The urine excreted by an adult patient over 24 hours was collected and diluted to give 2.000L sample.
at ph 10 EDTA FORMS 1:1 COMPLEX WITH BOTH Mg2+ and Ca2+ and after buffering at this pH a 10mL aliquot of the sample required 26.81mL of 0.003474M EDTA for titration
The Calcium in another 10.00mL aliquot was precipitated as Calcium Oxalate CaC2O4 (s) which was isolated ,redissolved in acid ,buffered at pH 10 and titrated with 11.63mL of the EDTA solution.
Calculate mass of Mg2+ and Ca2+ in the patients urine?
DrBob22 PLEASE hELP!!!!!!!!!!!!!!!!!
Since the same molarity EDTA was used, you can simplify this by
26.81 mL = Ca + Mg
-11.63 mL = Ca
---------
15.18 mL = Mg.
0.0158L x 0.003474M x atomic mass Ca x (2000 mL/10 mL) = g Ca.
0.01163 x 0.003474M x atomic mass Mg x (2000 mL/10 mL) = g Mg.
THANKS
DrBob222,
aren't the volumes the wrong way round?
Yeah volumes at the bottom of the page are switched
Is that the correct solution of the exercise?

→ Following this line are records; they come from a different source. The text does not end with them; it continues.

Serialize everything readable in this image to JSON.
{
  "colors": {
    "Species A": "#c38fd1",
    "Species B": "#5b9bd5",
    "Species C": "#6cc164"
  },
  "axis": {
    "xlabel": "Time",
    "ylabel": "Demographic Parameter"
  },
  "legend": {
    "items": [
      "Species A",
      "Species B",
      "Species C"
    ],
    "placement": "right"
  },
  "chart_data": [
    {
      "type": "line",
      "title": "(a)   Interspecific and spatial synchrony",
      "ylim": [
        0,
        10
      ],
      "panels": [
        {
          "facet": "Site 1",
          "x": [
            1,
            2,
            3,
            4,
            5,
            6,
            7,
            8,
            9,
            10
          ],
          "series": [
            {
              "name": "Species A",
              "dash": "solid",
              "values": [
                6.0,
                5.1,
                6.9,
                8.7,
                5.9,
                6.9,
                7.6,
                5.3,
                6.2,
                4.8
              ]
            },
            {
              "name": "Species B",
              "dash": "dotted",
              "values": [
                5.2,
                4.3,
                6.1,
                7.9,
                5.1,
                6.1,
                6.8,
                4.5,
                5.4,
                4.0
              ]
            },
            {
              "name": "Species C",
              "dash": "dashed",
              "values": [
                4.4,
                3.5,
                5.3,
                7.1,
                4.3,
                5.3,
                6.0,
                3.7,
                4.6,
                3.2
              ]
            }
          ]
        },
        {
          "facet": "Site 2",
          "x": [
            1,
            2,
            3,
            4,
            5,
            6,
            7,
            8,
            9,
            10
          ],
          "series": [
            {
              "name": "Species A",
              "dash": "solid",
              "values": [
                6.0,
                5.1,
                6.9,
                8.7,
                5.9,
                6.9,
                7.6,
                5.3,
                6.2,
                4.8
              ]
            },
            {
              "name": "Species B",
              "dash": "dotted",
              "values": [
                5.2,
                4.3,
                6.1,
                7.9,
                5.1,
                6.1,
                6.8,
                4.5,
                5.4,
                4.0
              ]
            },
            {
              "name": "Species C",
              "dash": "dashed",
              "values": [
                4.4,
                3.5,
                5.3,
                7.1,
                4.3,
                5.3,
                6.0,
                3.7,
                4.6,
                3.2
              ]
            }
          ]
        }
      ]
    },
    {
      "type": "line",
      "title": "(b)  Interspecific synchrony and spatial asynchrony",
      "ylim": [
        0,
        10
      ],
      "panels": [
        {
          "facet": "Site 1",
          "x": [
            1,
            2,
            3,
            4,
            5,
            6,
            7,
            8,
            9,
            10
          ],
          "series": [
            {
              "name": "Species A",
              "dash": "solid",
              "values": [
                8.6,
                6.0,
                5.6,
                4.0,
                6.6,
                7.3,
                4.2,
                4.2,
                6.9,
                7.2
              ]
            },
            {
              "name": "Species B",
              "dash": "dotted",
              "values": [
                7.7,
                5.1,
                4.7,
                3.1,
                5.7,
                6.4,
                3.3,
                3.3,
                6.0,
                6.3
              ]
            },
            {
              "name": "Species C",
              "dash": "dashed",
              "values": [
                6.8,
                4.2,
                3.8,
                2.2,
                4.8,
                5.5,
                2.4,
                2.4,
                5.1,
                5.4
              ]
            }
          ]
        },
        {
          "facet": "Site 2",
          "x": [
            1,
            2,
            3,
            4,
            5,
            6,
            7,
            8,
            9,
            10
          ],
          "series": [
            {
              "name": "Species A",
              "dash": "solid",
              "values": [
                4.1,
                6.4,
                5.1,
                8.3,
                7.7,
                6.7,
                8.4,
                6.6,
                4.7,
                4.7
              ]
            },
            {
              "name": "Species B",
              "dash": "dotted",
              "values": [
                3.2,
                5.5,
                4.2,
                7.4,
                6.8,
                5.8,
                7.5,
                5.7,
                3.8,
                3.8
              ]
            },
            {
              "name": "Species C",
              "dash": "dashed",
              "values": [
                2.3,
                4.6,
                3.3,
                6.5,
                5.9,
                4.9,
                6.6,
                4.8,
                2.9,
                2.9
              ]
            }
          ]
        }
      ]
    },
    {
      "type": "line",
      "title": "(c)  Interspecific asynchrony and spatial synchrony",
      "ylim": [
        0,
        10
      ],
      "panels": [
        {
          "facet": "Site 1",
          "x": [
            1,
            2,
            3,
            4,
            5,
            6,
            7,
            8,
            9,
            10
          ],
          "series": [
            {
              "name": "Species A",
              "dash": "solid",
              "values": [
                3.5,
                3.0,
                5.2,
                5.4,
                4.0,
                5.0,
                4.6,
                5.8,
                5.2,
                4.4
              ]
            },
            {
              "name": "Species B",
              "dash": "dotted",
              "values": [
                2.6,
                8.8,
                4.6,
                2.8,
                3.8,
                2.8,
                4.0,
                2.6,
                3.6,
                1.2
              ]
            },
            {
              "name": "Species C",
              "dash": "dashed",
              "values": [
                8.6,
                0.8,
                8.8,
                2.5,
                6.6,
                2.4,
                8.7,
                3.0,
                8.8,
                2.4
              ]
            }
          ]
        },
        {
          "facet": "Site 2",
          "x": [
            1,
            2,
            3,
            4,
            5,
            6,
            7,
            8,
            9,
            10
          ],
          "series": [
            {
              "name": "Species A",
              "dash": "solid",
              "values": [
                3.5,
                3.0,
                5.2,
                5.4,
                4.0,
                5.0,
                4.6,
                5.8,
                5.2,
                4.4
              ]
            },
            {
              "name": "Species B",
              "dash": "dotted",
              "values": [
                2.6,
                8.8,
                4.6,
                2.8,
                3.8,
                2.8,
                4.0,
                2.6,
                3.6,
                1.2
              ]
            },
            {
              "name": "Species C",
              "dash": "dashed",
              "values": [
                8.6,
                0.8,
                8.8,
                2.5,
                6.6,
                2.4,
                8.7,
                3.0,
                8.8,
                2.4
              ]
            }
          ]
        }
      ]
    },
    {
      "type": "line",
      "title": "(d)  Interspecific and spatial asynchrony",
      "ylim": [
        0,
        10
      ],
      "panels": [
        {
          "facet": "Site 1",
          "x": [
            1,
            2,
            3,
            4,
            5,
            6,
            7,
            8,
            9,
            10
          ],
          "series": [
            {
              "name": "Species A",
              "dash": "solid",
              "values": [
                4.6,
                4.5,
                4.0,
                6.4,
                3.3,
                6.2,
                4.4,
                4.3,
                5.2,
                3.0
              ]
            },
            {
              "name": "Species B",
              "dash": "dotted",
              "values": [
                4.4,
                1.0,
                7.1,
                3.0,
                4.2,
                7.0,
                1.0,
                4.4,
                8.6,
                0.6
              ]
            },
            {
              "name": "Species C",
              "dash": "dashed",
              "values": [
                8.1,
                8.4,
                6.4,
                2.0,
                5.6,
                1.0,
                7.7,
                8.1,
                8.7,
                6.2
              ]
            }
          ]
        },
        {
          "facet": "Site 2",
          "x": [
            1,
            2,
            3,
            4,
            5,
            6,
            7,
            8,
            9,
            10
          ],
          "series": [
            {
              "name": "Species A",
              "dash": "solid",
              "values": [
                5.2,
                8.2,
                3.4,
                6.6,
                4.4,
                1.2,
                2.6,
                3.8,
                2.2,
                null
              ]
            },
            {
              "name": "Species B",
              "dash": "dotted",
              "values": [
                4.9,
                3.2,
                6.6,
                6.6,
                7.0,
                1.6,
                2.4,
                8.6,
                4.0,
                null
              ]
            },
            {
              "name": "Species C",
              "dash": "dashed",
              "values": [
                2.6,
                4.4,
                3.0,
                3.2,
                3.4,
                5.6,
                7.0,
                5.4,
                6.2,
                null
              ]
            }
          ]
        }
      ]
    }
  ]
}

To calculate the mass of Mg2+ and Ca2+ in the patient's urine, we need to use the information provided about the EDTA titration. EDTA forms a 1:1 complex with both Mg2+ and Ca2+, which means that for every mole of Mg2+ or Ca2+ present, one mole of EDTA is required for complete titration.
Let's start by calculating the number of moles of EDTA used in both titrations:
For the first titration, 26.81 mL of 0.003474 M EDTA was used. We can calculate the moles of EDTA as follows:
Moles of EDTA = Volume of EDTA (L) × Concentration of EDTA (mol/L)
= 0.02681 L × 0.003474 mol/L
= 9.31 × 10^-5 mol
For the second titration, 11.63 mL of the same EDTA solution was used. Again, we can calculate the moles of EDTA:
Moles of EDTA = Volume of EDTA (L) × Concentration of EDTA (mol/L)
= 0.01163 L × 0.003474 mol/L
= 4.04 × 10^-5 mol
Since the EDTA forms a 1:1 complex with both Mg2+ and Ca2+, the moles of Mg2+ and Ca2+ in the urine are equal to the moles of EDTA used in each titration.
Now, to calculate the mass of Mg2+ and Ca2+, we need to know the molar masses of Mg2+ and Ca2+. The molar mass of Mg2+ is approximately 24.31 g/mol, and the molar mass of Ca2+ is approximately 40.08 g/mol.
Mass of Mg2+ = Moles of Mg2+ × Molar mass of Mg2+
Mass of Mg2+ = 9.31 × 10^-5 mol × 24.31 g/mol
Similarly,
Mass of Ca2+ = Moles of Ca2+ × Molar mass of Ca2+
Mass of Ca2+ = 4.04 × 10^-5 mol × 40.08 g/mol
Now, substitute the values and calculate the masses of Mg2+ and Ca2+ in the patient's urine.